Open pshipton opened 2 years ago
Hi @pshipton - si.c
is no longer present for me to look at, so could you give me the command that you're using to check the processors please?
It should be 5 virtual processors on ibm03 (and also ibm01 & 02), while the rest currently have 4.
The test source is easy, this is the line mentioned in the failure. https://github.com/eclipse-openj9/openj9/blob/master/runtime/tests/port/si.c#L1331
The error code seems unlikely to have originated from j9sysinfo_get_number_CPUs_by_type(J9PORT_CPU_ONLINE)
, as it's not making an API call (https://github.com/eclipse/omr/blob/master/port/unix/omrsysinfo.c#L2705). The error code isn't necessarily related to the failure. It seems there is a mismatch between the result of j9sysinfo_get_number_CPUs_by_type(J9PORT_CPU_ONLINE)
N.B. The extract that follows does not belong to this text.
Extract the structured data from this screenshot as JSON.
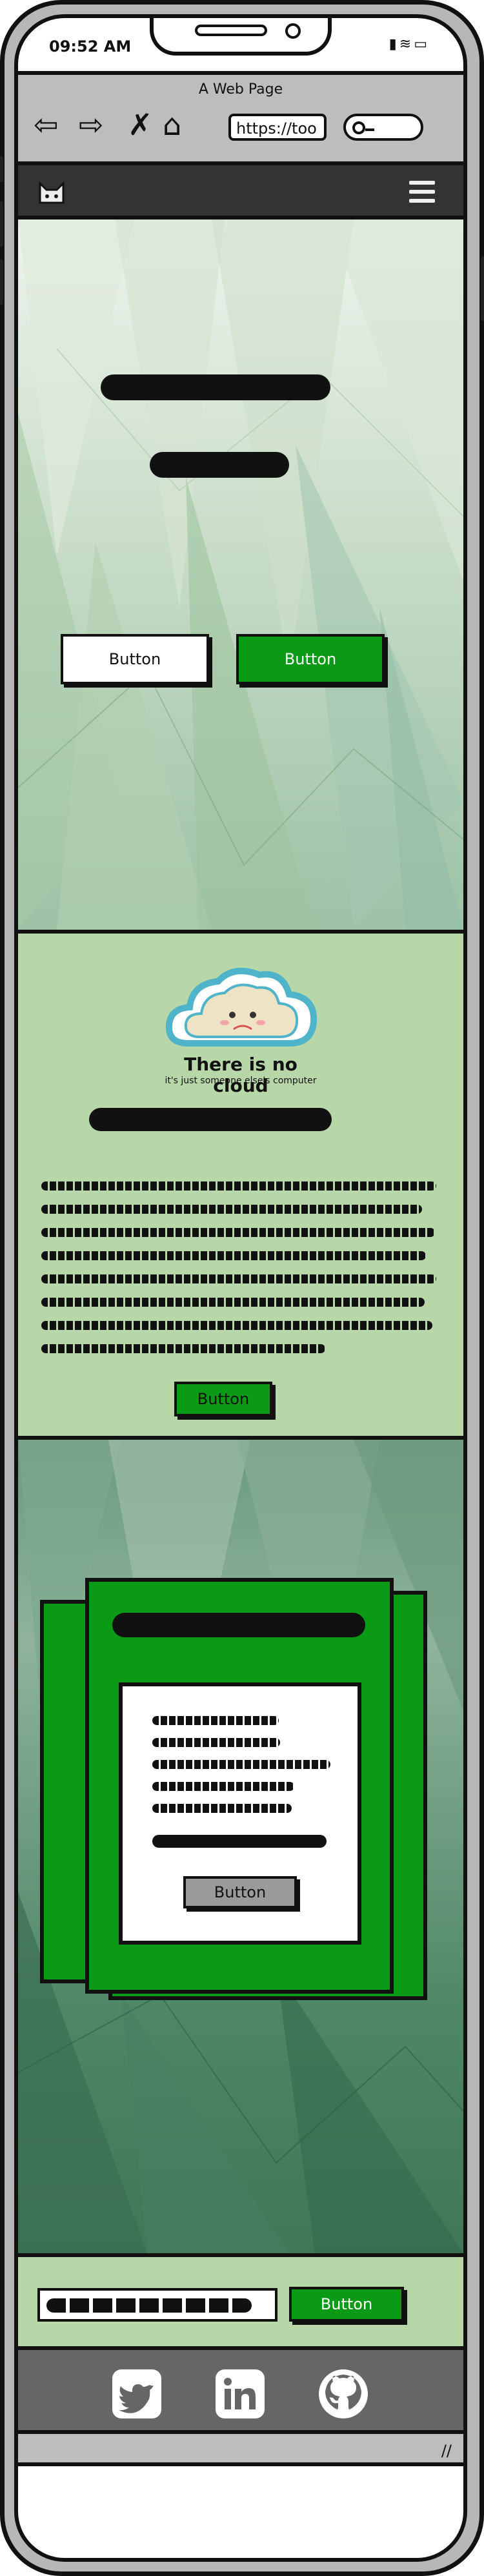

and j9sysinfo_get_processor_info(&procInfo)
.
I think the best bet is to modify the code to get more information. I can easily reproduce the failure on the machine.
Ah, code..... are you able to put together a small sample to try and reproduce it with?
I did try a few different commands earlier and everything that worked as root also seemed to be perfectly fine when run as the jenkins account.
I think this will explain it. Common
in DLPAR environment.
root@p8-java1-ibm03:[/root]lsdev -C | grep proc
proc0 Available 00-00 Processor
proc8 Available 00-08 Processor
proc16 Available 00-16 Processor
proc24 Available 00-24 Processor
proc40 Available 00-40 Processor
Putting together a "small" standalone sample is a lot of work, but I can give you instructions to run the test we have on p8-java1-ibm03. I can also modify it as necessary to debug.
export LIBPATH=/home/jenkins/peter/openj9-openjdk-jdk11/build/aix-ppc64-normal-server-release/images/jdk/lib/default/
/home/jenkins/peter/openj9-openjdk-jdk11/build/aix-ppc64-normal-server-release/images/test/openj9/pltest -include:j9sysinfo
I've modified it already to print the two values which don't match, and it's showing Invalid online processor count found 20 24
. The first is the _system_configuration.ncpus
and the second is the number found via iterating the processor list. Given the higher values found, it's not counting the processors, but the cpus (i.e. 4 cpus per processor). I'm in progress to modify further to get information about the cpus themselves.
I suppose it is possible there is a code problem.
I notice there is a gap between proc24 and proc40, i.e. proc32 is missing. I wonder if the code is detecting proc32 online. Edit: oh ya, I see you noticed that too.
I tried to add another print to show the online cpu numbers. but it didn't work. Anyway you can see in the j9sysinfo_testProcessorInfo test it lists all the cpu numbers, which are sequential from 0 - 23. This test checks the same criteria, only printing cpus it detects are online.
Maybe the machine just needs a reboot?
The cpus are detected via perfstat_cpu(), which apparently is returning performance stats for the processor which is no longer online. Since there are performance stats, the code is assuming the cpus are online.
https://github.com/eclipse/omr/blob/master/port/unix/omrsysinfo.c#L4896 https://github.com/eclipse/omr/blob/master/port/unix/omrsysinfo.c#L4926 https://github.com/eclipse/omr/blob/master/port/unix/omrsysinfo.c#L4959
@zl-wang do you think we need to improve this code? It's been this way for a very long time. Perhaps there is another way to determine if each cpu is online separately from getting the performance stats.
Rebooting did resolve the test failure.
Please see if perfstat_reset()
, or maybe better, perfstat_reset_partial()
(to selectively clear configuration from cache helps.
in AIX world, you should look for the number of logical CPUs (equivalent to virtual CPUs on Linux). CPU or virtual CPU on AIX means/corresponds to core or virtualized core (which each could have multiple threads or logical CPUs). since many years ago, AIX stopped running on bare-metal machines. perfstat_partition_config is a safe API to get the number of logical CPUs online, or system_configuration.ncpus would equivalently do. i am thinking any better alternative ...
alternatively, you can continue to use the existing code by and large, but adding code to test
perfstat_cpu_t->state
if it is 0, it means that CPU is offline.
https://openj9-jenkins.osuosl.org/job/Test_openjdk11_j9_sanity.functional_ppc64_aix_Personal_testList_1/107 - p8-java1-ibm03 cmdLineTester_pltest_aix_0
This is on one of the new AIX machines, I expect something isn't setup correctly in order for the JVM to get the processor count.